Rocky Flats is located between Boulder and Broomfield, Colorado, at the base of the Rocky Mountains. Representative Mark Udall, of Colorado, supporter of the bill, said, "We're saving [this] for our children and grandchildren. And in the process we're protecting the backdrop which makes Colorado so special."
Plutonium triggers for nuclear weapons were produced at Rocky Flats until 1989, when federal agents raided the complex due to serious environmental issues. Cleanup at the site is expected to be complete on December 15, 2006, when the Department of Energy would transfer control of the land to the U.S. Fish and Wildlife Service for use as a wildlife reservation.

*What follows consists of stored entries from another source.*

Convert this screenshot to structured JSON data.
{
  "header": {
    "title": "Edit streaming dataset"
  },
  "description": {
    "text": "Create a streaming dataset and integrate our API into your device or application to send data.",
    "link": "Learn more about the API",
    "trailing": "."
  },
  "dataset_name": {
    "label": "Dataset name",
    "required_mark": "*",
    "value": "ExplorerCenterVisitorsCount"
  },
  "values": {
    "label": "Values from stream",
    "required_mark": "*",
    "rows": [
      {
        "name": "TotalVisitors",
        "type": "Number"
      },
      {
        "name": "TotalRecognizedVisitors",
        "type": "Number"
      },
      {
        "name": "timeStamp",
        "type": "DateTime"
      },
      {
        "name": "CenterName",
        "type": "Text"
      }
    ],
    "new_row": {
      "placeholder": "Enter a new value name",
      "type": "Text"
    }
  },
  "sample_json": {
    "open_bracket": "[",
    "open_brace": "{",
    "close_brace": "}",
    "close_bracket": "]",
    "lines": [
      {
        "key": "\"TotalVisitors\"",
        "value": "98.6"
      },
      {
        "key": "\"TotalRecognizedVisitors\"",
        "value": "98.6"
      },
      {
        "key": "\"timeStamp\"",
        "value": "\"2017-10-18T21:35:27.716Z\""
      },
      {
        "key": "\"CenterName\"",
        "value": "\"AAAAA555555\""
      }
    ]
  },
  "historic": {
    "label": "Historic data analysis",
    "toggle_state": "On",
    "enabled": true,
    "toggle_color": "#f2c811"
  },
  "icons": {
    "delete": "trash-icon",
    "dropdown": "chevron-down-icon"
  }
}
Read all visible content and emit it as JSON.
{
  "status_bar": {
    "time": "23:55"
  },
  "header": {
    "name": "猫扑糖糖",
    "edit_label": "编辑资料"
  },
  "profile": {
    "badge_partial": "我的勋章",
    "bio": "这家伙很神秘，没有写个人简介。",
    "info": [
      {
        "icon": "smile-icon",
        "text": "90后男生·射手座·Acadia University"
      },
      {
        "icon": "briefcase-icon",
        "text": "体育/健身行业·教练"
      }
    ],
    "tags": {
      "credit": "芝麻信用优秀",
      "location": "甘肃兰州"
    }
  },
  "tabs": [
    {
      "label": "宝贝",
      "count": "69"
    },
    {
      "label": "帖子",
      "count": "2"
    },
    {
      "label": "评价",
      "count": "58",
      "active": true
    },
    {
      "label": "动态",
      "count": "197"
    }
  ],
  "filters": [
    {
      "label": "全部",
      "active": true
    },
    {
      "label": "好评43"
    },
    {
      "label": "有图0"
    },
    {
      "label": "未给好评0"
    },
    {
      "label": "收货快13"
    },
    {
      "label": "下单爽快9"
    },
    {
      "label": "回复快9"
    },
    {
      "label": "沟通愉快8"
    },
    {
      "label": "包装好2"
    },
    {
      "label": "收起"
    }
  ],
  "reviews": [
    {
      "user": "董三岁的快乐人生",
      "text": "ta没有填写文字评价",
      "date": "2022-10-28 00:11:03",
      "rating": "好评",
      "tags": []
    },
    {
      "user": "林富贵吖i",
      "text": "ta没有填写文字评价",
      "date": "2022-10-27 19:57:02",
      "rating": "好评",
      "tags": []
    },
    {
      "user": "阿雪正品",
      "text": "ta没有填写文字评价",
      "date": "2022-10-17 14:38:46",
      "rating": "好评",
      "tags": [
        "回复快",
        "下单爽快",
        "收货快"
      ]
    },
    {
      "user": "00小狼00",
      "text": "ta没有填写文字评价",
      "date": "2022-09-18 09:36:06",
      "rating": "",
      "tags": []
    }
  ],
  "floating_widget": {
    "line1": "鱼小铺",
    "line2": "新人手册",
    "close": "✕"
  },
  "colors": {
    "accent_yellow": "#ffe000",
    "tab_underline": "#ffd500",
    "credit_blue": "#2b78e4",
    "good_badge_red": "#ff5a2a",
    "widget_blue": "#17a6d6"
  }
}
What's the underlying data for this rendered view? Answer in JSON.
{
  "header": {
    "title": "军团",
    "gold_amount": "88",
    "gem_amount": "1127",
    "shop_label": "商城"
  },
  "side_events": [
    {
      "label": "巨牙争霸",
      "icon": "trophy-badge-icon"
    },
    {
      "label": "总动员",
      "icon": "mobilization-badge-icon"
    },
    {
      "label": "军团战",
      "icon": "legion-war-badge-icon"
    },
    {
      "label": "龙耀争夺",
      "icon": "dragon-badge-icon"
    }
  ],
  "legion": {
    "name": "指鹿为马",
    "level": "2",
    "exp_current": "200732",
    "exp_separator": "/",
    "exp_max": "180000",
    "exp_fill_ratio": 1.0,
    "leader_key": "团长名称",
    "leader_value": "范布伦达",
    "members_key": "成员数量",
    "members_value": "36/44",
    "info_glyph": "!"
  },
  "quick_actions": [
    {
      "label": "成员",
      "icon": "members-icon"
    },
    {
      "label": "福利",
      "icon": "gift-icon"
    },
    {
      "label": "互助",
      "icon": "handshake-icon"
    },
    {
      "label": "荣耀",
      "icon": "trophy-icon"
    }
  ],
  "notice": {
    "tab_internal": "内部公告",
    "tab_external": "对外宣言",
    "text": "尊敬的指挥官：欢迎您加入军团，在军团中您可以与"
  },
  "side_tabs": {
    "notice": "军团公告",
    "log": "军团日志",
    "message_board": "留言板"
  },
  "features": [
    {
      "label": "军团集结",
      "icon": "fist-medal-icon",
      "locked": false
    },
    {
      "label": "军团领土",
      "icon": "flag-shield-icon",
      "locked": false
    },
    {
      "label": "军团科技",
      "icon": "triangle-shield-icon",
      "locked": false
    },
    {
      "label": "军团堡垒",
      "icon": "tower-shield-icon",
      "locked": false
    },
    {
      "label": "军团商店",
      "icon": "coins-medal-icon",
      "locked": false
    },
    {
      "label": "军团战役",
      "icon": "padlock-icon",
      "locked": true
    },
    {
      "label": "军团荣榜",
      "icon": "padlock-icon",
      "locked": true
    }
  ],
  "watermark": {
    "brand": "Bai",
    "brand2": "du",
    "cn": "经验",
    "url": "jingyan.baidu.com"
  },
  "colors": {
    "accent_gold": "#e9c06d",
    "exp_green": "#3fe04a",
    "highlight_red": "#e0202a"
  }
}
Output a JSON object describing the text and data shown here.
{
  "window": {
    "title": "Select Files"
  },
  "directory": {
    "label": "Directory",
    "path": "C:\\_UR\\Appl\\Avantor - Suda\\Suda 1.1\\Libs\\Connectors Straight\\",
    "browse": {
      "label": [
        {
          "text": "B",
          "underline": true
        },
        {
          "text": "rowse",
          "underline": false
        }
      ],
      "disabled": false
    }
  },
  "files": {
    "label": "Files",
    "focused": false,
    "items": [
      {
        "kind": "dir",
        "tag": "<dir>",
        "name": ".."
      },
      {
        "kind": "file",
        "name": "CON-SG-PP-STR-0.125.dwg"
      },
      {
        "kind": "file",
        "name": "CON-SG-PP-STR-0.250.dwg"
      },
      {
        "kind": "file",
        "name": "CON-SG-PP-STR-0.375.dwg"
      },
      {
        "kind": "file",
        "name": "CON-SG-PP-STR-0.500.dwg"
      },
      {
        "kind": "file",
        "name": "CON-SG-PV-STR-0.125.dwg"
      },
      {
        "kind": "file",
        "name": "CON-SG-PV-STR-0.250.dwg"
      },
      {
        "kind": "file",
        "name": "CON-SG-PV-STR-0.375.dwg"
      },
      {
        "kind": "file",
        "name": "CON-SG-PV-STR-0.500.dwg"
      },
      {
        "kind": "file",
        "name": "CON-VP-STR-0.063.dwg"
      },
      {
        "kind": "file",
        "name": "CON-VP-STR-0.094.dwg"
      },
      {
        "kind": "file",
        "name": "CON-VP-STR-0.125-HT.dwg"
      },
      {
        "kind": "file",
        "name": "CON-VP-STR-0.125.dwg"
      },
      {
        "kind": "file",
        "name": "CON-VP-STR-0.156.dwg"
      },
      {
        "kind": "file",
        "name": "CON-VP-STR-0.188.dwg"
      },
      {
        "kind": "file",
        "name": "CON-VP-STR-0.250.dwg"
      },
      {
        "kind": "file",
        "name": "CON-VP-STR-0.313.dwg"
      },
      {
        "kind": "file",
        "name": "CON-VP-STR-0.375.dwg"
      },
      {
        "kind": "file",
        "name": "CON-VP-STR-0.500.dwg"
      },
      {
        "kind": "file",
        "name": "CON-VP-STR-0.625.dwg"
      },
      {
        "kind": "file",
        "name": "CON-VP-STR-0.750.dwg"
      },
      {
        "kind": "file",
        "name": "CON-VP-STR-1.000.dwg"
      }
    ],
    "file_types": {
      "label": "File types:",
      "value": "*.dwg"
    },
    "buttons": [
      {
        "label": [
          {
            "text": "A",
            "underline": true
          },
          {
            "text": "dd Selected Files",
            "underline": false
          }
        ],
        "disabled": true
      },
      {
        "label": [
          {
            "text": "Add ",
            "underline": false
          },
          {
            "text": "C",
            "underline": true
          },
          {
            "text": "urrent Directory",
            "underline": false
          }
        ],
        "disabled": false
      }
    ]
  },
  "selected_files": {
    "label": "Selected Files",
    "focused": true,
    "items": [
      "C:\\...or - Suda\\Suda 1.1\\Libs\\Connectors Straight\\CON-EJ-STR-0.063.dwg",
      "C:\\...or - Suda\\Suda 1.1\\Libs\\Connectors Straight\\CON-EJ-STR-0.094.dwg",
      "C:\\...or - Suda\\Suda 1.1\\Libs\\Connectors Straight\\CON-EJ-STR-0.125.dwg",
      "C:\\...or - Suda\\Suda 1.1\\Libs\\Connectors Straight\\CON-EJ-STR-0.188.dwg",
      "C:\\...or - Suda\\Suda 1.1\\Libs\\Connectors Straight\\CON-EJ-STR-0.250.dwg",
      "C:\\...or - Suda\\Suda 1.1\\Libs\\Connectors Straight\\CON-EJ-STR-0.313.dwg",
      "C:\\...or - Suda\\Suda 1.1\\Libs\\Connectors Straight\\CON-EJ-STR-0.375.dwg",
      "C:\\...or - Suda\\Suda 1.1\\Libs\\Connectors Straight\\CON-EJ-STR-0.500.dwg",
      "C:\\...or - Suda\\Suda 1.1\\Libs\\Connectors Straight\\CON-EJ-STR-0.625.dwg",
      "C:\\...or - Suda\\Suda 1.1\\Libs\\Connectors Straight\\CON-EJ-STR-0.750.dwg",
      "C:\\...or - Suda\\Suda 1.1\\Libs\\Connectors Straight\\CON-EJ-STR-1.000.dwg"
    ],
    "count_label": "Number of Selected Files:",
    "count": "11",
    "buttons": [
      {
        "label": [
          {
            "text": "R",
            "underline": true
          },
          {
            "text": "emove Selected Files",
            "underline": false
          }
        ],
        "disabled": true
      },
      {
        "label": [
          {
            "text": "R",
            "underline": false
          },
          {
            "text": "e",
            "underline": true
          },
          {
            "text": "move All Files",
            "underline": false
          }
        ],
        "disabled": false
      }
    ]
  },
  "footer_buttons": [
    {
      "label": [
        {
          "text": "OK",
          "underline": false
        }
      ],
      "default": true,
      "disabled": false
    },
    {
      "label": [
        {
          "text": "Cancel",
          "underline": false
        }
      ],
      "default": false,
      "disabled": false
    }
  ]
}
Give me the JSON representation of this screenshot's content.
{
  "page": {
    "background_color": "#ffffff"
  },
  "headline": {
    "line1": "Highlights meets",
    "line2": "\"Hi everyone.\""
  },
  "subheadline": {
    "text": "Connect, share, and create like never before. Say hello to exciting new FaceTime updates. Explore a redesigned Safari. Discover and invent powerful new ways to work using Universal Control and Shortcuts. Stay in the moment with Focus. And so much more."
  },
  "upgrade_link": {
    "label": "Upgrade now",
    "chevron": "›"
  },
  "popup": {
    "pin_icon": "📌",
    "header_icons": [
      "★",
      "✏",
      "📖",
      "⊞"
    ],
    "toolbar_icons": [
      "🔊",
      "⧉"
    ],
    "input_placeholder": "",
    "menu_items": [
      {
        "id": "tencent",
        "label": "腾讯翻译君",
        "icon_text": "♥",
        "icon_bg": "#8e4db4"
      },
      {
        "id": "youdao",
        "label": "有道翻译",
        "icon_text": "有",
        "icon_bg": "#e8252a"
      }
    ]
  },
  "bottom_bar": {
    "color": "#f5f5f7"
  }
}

Activists are concerned cleanup at the site will be less exhaustive if the site is left undeveloped. As stated in a recent editorial by Arjun Makhijani of the Institute for Energy and Environmental Research, and LeRoy Moore of the Rocky Mountain Peace and Justice Center, "...What is the life of a law compared to the half-life of plutonium? The former may be as little as an election cycle and, in any case, may not long endure in the face of mounting property values. Plutonium has a half-life of 24,000 years."
Recently the House passed an energy bill that would allocate $30 million to support uranium mining on Dine (or Navajo) land. The bill would fund Hydro Resources, Inc. to begin a process of in-situ leach uranium mining.
Because of uranium mining practices in the last century, uranium levels on some Dine land are more than 200 times those that are designated safe by the World Health Organization.
This bill comes shortly after former Dine uranium miners demanded recompense for the illnesses they sustained due to their work with uranium during the Cold War. President Bush recently said that he was going to halt those payments until further investigations of these illnesses could be completed.
Lori Goodman, spokesperson for Dine Citizens Against Ruining our Environment, said, "While we're told there is no money to pay the ill uranium miners, funds are being set aside [for] corporations to start uranium mining in New Mexico. Where is the compassion for the miners made ill by their work?"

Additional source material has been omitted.